As lesões cardíacas também podem ocorrer, mas são menos frequentemente vistas naqueles que sobrevivem à lesão inicial de esmagamento. Os sintomas relatados pelos sobreviventes incluem frequentemente dores no peito, falta de ar, dor de garganta, rouquidão, epistaxe, perda de consciência e confusão transitória, alterações visuais temporárias ou cegueira, e perda de audição.
Felizmente, os sobreviventes de asfixia traumática são frequentemente relatados como tendo uma recuperação completa aos 12 meses sem sequelas a longo prazo, para além da morbilidade associada à própria lesão de esmagamento.5,6
Pontos de Ensino
Os livros de EMS têm discutido asfixia traumática durante muitos anos, embora a maioria dos prestadores de EMS nunca tenham visto a lesão devido à sua raridade. Apesar disso, os sinais e sintomas são bastante específicos para a lesão, e é fundamental que os prestadores de SEM considerem sempre o mecanismo da lesão ao avaliarem um doente traumático. Isto é particularmente importante nos casos em que um ocupante é ejectado de um veículo e pode ter sido esmagado por um carro rolante. Asfixia traumática também deve ser considerada quando o tórax de um paciente é preso por um objecto pesado, como neste caso, onde o carro foi realmente encontrado no paciente.
No nosso caso, o pessoal de campo suspeitou de um potencial traumatismo grave e de transporte expedito para um centro de trauma de Nível I. É importante ter em mente que muitos dos sinais e sintomas clássicos de asfixia traumática podem não estar inicialmente presentes no local. Como ocorreu neste caso, a cianose craniocervical desenvolveu-se a caminho do hospital e só se tornou aparente quando o paciente chegou ao centro de trauma.
Sumário
O caso envolveu asfixia traumática que resultou de uma lesão de esmagamento torácico. Um elevado índice de suspeita por parte do pessoal da EMS neste caso, juntamente com uma gestão adequada do departamento pré-hospitalar e de emergência, salvou vidas. A asfixia traumática é uma dessas doenças raras que devem ser sempre consideradas no diagnóstico diferencial de pacientes que sofrem lesões torácicas e torácicas esmagadoras.

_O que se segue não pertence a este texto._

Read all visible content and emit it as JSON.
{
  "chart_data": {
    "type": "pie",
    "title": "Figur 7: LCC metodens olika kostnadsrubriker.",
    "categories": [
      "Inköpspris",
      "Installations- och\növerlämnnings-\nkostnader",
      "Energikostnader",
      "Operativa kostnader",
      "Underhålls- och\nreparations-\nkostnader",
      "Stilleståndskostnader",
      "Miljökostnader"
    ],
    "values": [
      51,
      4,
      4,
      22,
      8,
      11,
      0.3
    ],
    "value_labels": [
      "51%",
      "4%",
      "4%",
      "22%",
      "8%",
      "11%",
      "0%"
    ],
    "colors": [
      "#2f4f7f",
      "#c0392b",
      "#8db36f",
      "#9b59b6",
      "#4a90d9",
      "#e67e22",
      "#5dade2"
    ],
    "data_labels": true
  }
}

A presença de hemorragias subconjuntival, cianose craniocervical e edema facial com petéquias em tais pacientes deve sugerir a presença desta condição potencialmente fatal.
- d’Angers O. Relation médicale des événements survenus au Champs-de-Mars le 14 Juin, 1837. Ann d’Hyg. 1837;18:485-489.
- Perthes G. Uber Druckstawing. Dtsch Z Chirurg. 1900;55:384-392.
- Landercasper J, Cogbill TH. Acompanhamento a longo prazo após asfixia traumática. J Trauma. 1985;25:838-841.
- Dunne JR, Shaked G, Golocovsky. Traumatismo por asfixia: Um indicador de lesão potencialmente grave no trauma. Lesão. 1996;27:746-749.
li>Jongewaard WR, Cogbill TH, Landercasper J. Neurologic consequences of traumatic asfhyxia. J Trauma. 1992;32:28-31.li>Richards CE, Wallis DN. Asfixia: Uma revisão. Trauma. 2005;7:37-45.
Um caso do Centro Médico Universitário em Las Vegas.